From her tireless campaigning and staggering intellectual abilities to her tortured relationship with her sister and her distressing medical condition, this vivid and immensely readable biography draws on a wealth of unpublished material and previously unseen family papers, disentangling the myth from the reality and reinvigorating with new life one of the most iconic figures in modern British history.


Northeastern University Press

Nothing in the papers, not the most vivid and heart-rending descriptions, have made me realise war like your letters' Vera Brittain to Roland Leighton, 17 April 1915.

This selection of letters, written between 1913 & 1918, between Vera Brittain and four young men - her fiance Roland Leighton, her brother Edward and their close friends Victor Richardson & Geoffrey Thurlow present a remarkable and profoundly moving portrait of five young people caught up in the cataclysm of total war.
Roland, 'Monseigneur', is the 'leader' & his letters most clearly trace the path leading from idealism to disillusionment.
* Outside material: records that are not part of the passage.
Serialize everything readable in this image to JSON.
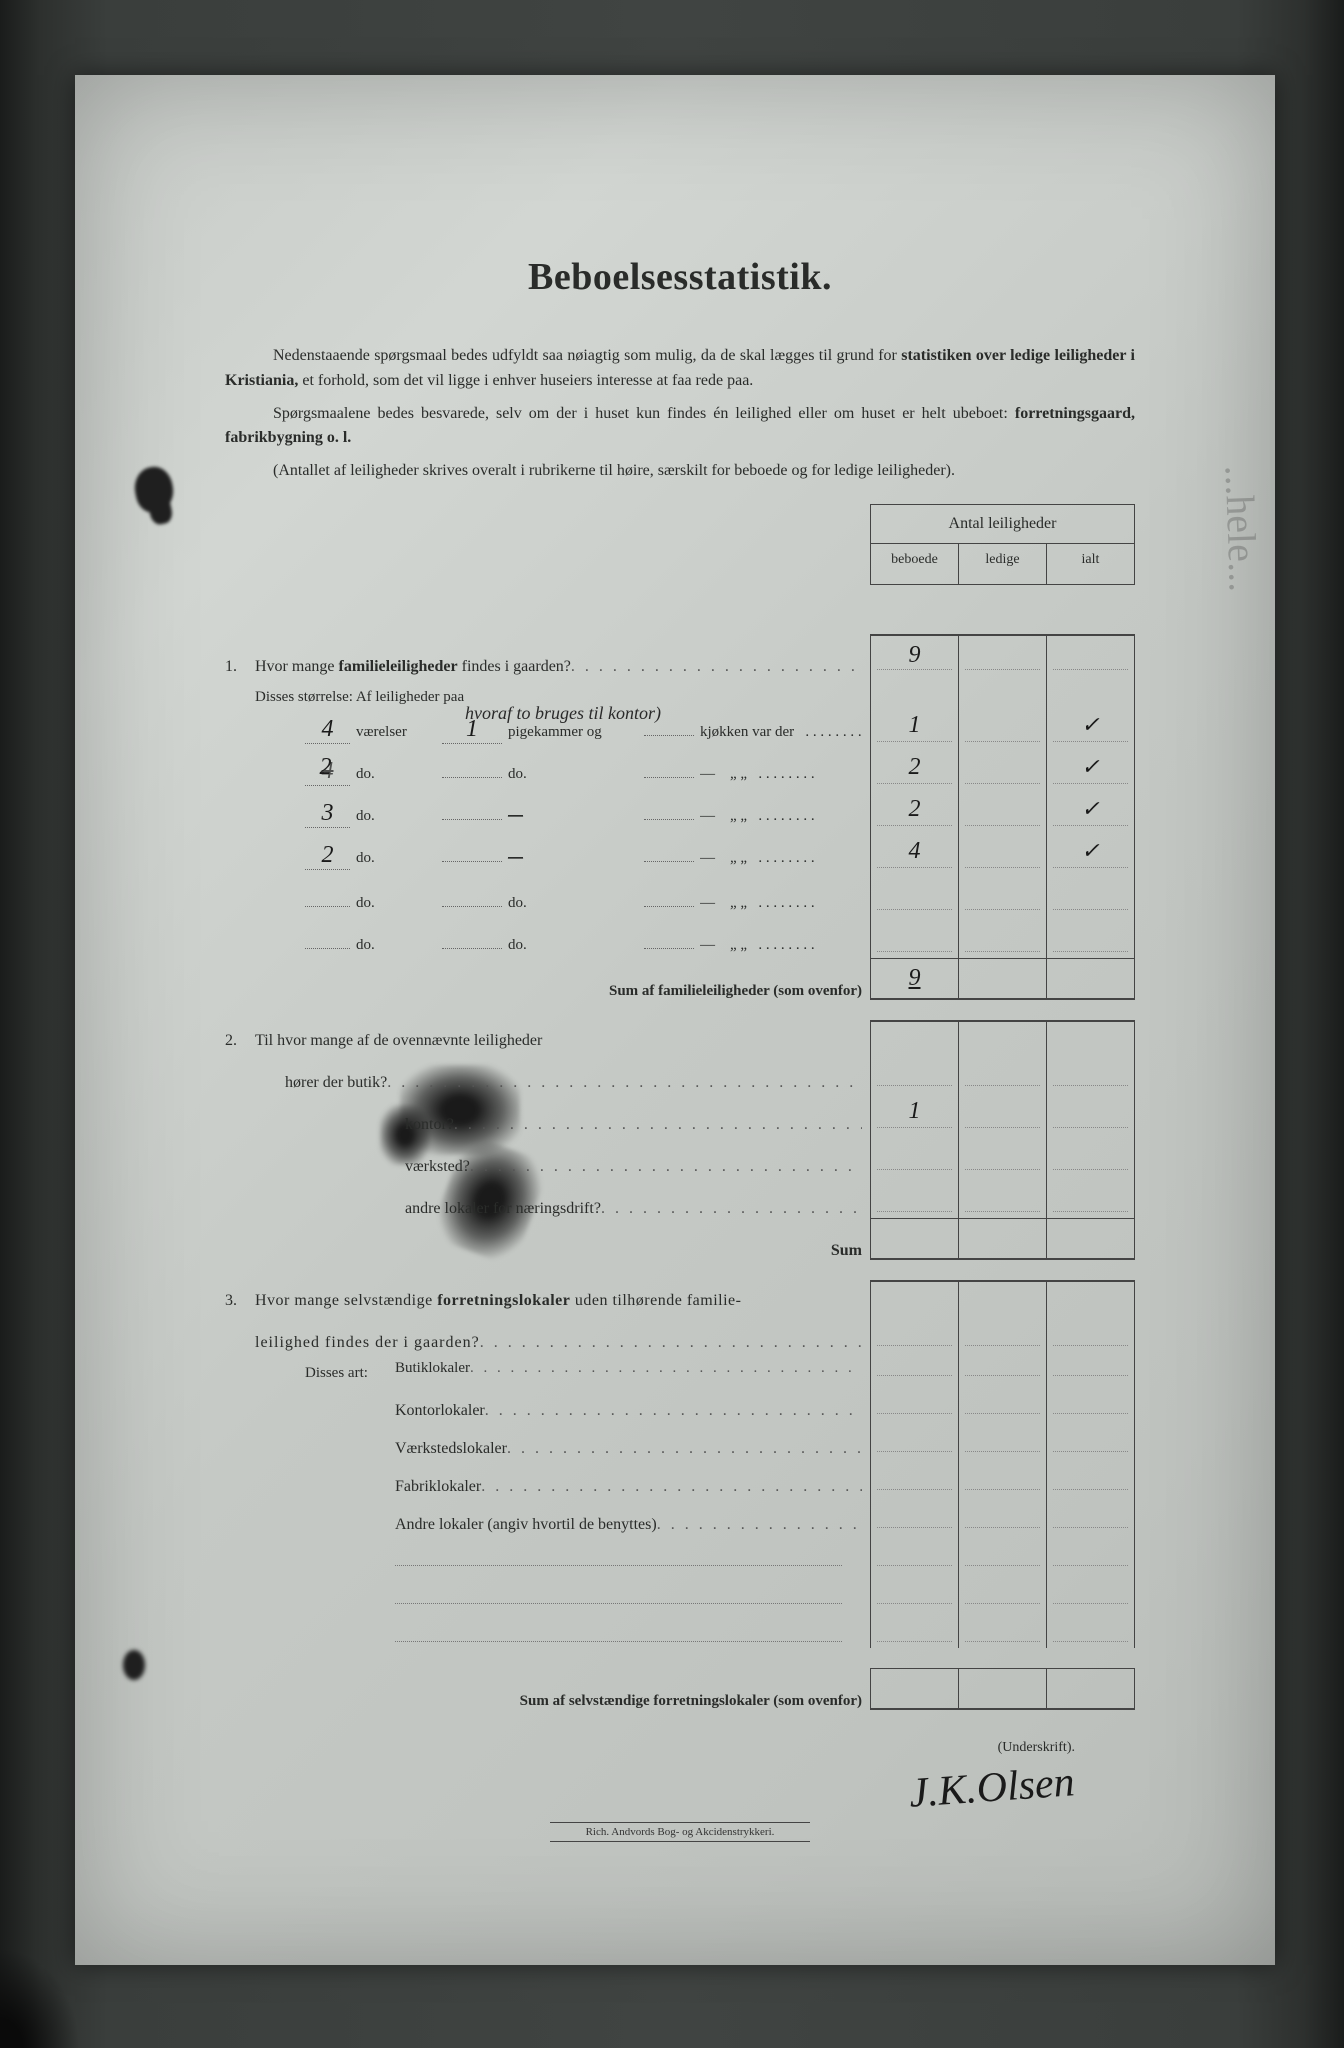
{
  "title": "Beboelsesstatistik.",
  "intro": {
    "p1a": "Nedenstaaende spørgsmaal bedes udfyldt saa nøiagtig som mulig, da de skal lægges til grund for ",
    "p1b": "statistiken over ledige leiligheder i Kristiania,",
    "p1c": " et forhold, som det vil ligge i enhver huseiers interesse at faa rede paa.",
    "p2a": "Spørgsmaalene bedes besvarede, selv om der i huset kun findes én leilighed eller om huset er helt ubeboet: ",
    "p2b": "forretningsgaard, fabrikbygning o. l.",
    "p3": "(Antallet af leiligheder skrives overalt i rubrikerne til høire, særskilt for beboede og for ledige leiligheder)."
  },
  "tableHeader": {
    "title": "Antal leiligheder",
    "col1": "beboede",
    "col2": "ledige",
    "col3": "ialt"
  },
  "q1": {
    "num": "1.",
    "text": "Hvor mange familieleiligheder findes i gaarden?",
    "answer_beboede": "9",
    "sub_label": "Disses størrelse:   Af leiligheder paa",
    "annotation": "hvoraf to bruges til kontor)",
    "rows": [
      {
        "v": "4",
        "p": "1",
        "beb": "1",
        "ialt": "✓"
      },
      {
        "v": "2",
        "p": "",
        "beb": "2",
        "ialt": "✓",
        "strike_v": true
      },
      {
        "v": "3",
        "p": "",
        "beb": "2",
        "ialt": "✓",
        "dash": true
      },
      {
        "v": "2",
        "p": "",
        "beb": "4",
        "ialt": "✓",
        "dash": true
      },
      {
        "v": "",
        "p": "",
        "beb": "",
        "ialt": ""
      },
      {
        "v": "",
        "p": "",
        "beb": "",
        "ialt": ""
      }
    ],
    "row_labels": {
      "vaerelser": "værelser",
      "do": "do.",
      "pigekammer": "pigekammer og",
      "kjokken": "kjøkken var der",
      "dash": "—",
      "quote": "„    „"
    },
    "sum_label": "Sum af familieleiligheder (som ovenfor)",
    "sum_value": "9"
  },
  "q2": {
    "num": "2.",
    "text": "Til hvor mange af de ovennævnte leiligheder",
    "lines": [
      {
        "label": "hører der butik?",
        "val": ""
      },
      {
        "label": "kontor?",
        "val": "1"
      },
      {
        "label": "værksted?",
        "val": ""
      },
      {
        "label": "andre lokaler for næringsdrift?",
        "val": ""
      }
    ],
    "sum_label": "Sum"
  },
  "q3": {
    "num": "3.",
    "text_a": "Hvor mange selvstændige ",
    "text_b": "forretningslokaler",
    "text_c": " uden tilhørende familie-",
    "text_d": "leilighed findes der i gaarden?",
    "sub_label": "Disses art:",
    "lines": [
      "Butiklokaler",
      "Kontorlokaler",
      "Værkstedslokaler",
      "Fabriklokaler",
      "Andre lokaler (angiv hvortil de benyttes)"
    ],
    "sum_label": "Sum af selvstændige forretningslokaler (som ovenfor)"
  },
  "signature": {
    "label": "(Underskrift).",
    "value": "J.K.Olsen"
  },
  "printer": "Rich. Andvords Bog- og Akcidenstrykkeri."
}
Edward, ' Immaculate of the Trenches', was orderly & controlled, down even to his attire. Geoffrey, the 'non-militarist at heart' had not rushed to enlist but put aside his objections to the war for patriotism's sake. Victor on the other hand, possessed a very sweet character and was known as 'Father Confessor'. An important historical testimony telling a powerful story of idealism, disillusionment and personal tragedy.



Vera Brittain is most widely known as the woman who immortalized a lost generation in her haunting autobiography of the Great War, TESTAMENT OF YOUTH.

Writer, pacifist and feminist, she condemned her provincial background but remained acutely conscious of the conventional elements in her own character; she revealed a richly emotional life in her writing but was outwardly sober and reserved; she possessed a fierce desire for fame and recognition but was ready to sacrifice both on matters of principle.

This biography - comprehensive, authoritative and immensely readable - confirms Vera Brittain's stature as one of the most remarkable women of our time.

Film, TV & Theatre

Mark Bostridge was the consultant on a film version of Vera Brittain's TESTAMENT OF YOUTH, which was produced by Heyday for BBC Films and will be released in January 2015.